Tonlaması ve kelimeleri, kendini 15 Mayıs hareketiyle özdeşleştirenleri memnun etmiyor olmalı… Ayrıca The Wall Strett Journal gazetesinin 14 Şubat’ta yayınladığı veriler, Eurostat verilerinin aksine Yunanlıların Avrupa’daki en yüksek çalışma saatiyle çalışanlar olduklarını ortaya koyuyor. Haftada ortalama 42 saati, hafta ortalama 39 saat ile İspanyollar ve Portekizliler takip ediyor.
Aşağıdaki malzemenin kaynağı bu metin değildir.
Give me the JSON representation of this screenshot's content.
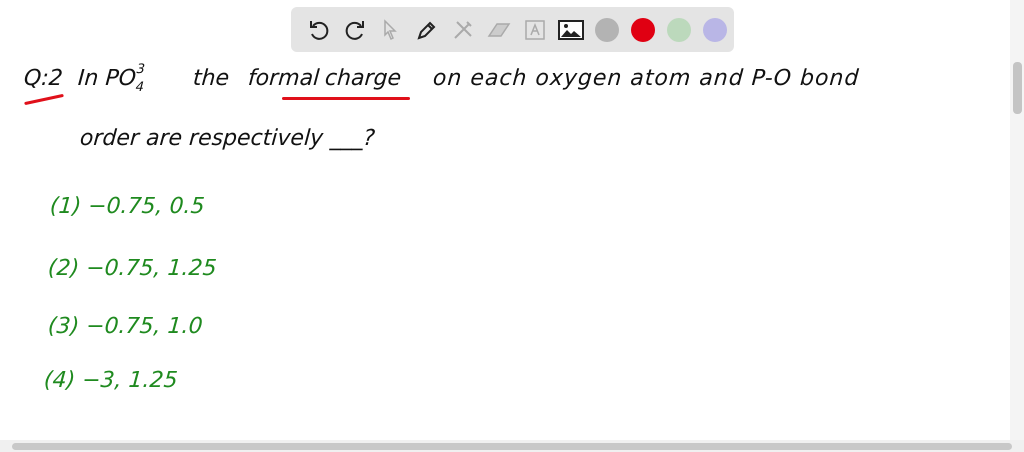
{
  "toolbar": {
    "tools": [
      "undo-icon",
      "redo-icon",
      "select-icon",
      "pen-icon",
      "tools-icon",
      "eraser-icon",
      "text-icon",
      "image-icon"
    ],
    "colors": [
      "#b3b3b3",
      "#e00012",
      "#bcd9bc",
      "#b9b6e6"
    ]
  },
  "question": {
    "number": "Q:2",
    "line1_a": "In PO",
    "charge": "3",
    "sub": "4",
    "line1_b": "the",
    "formal": "formal",
    "charge_word": "charge",
    "line1_c": "on each oxygen atom and P-O bond",
    "line2": "order are respectively ___?"
  },
  "options": [
    {
      "num": "1",
      "text": "−0.75, 0.5"
    },
    {
      "num": "2",
      "text": "−0.75, 1.25"
    },
    {
      "num": "3",
      "text": "−0.75, 1.0"
    },
    {
      "num": "4",
      "text": "−3, 1.25"
    }
  ]
}
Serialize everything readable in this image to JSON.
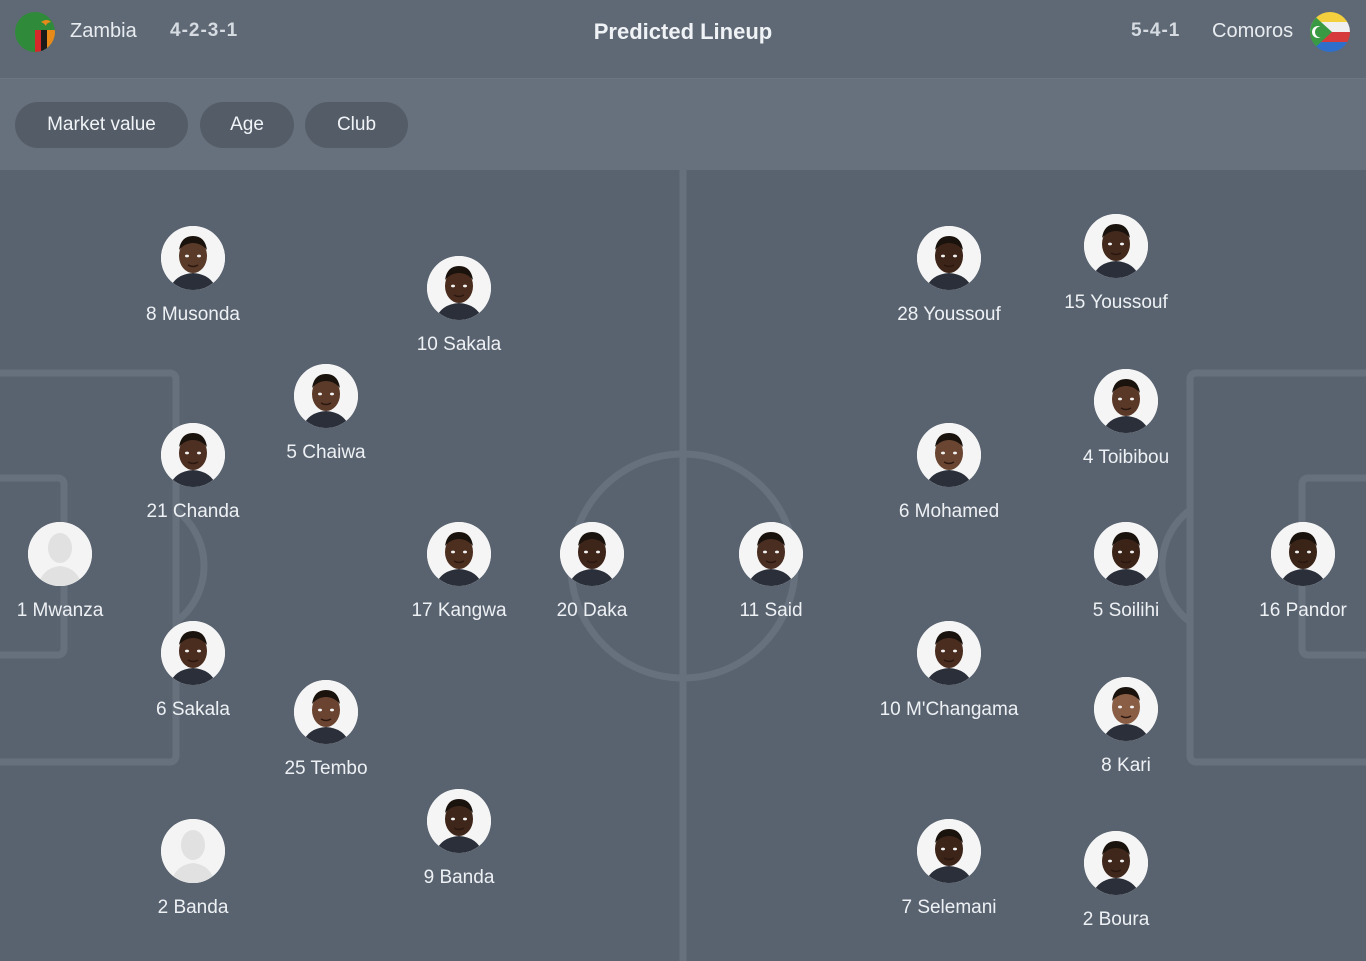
{
  "header": {
    "title": "Predicted Lineup",
    "home": {
      "name": "Zambia",
      "formation": "4-2-3-1",
      "flag_icon": "zambia-flag-icon"
    },
    "away": {
      "name": "Comoros",
      "formation": "5-4-1",
      "flag_icon": "comoros-flag-icon"
    }
  },
  "filters": [
    "Market value",
    "Age",
    "Club"
  ],
  "home_players": [
    {
      "label": "8 Musonda",
      "skin": "#5a3a28"
    },
    {
      "label": "10 Sakala",
      "skin": "#4a2c1e"
    },
    {
      "label": "5 Chaiwa",
      "skin": "#5b3a29"
    },
    {
      "label": "21 Chanda",
      "skin": "#4e3022"
    },
    {
      "label": "1 Mwanza",
      "skin": "placeholder"
    },
    {
      "label": "17 Kangwa",
      "skin": "#4d2f20"
    },
    {
      "label": "20 Daka",
      "skin": "#3e2519"
    },
    {
      "label": "6 Sakala",
      "skin": "#4b2d1f"
    },
    {
      "label": "25 Tembo",
      "skin": "#6a4430"
    },
    {
      "label": "9 Banda",
      "skin": "#3f261a"
    },
    {
      "label": "2 Banda",
      "skin": "placeholder"
    }
  ],
  "away_players": [
    {
      "label": "11 Said",
      "skin": "#4a2e21"
    },
    {
      "label": "28 Youssouf",
      "skin": "#3d2418"
    },
    {
      "label": "15 Youssouf",
      "skin": "#43291c"
    },
    {
      "label": "4 Toibibou",
      "skin": "#5a3828"
    },
    {
      "label": "6 Mohamed",
      "skin": "#6a4632"
    },
    {
      "label": "5 Soilihi",
      "skin": "#3b2318"
    },
    {
      "label": "16 Pandor",
      "skin": "#3a2317"
    },
    {
      "label": "10 M'Changama",
      "skin": "#4a2d1f"
    },
    {
      "label": "8 Kari",
      "skin": "#8a5e45"
    },
    {
      "label": "7 Selemani",
      "skin": "#3c2419"
    },
    {
      "label": "2 Boura",
      "skin": "#40271b"
    }
  ],
  "colors": {
    "pitch": "#596370",
    "lines": "#67717d",
    "pill": "#535c67"
  }
}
Maaş eşitsizliğinden bahsetmiyoruz bile, Almanya’da ortalama brüt maaş 2 bin 980 Euro iken İspanya’da 2 bin 260 Euro.
Polisin baskılarına ve onlarca kez “toplum düzenini bozma ve kamu malına zarar verme” gerekçesiyle baskı ve tehditlerine rağmen oturma eylemi devam ediyor. 15 Mayıs Hareketi’nin sloganı durumu özetliyor: “Risk alıp kaybetmek, hiçbir riske girmeden kaybetmekten iyidir!..”.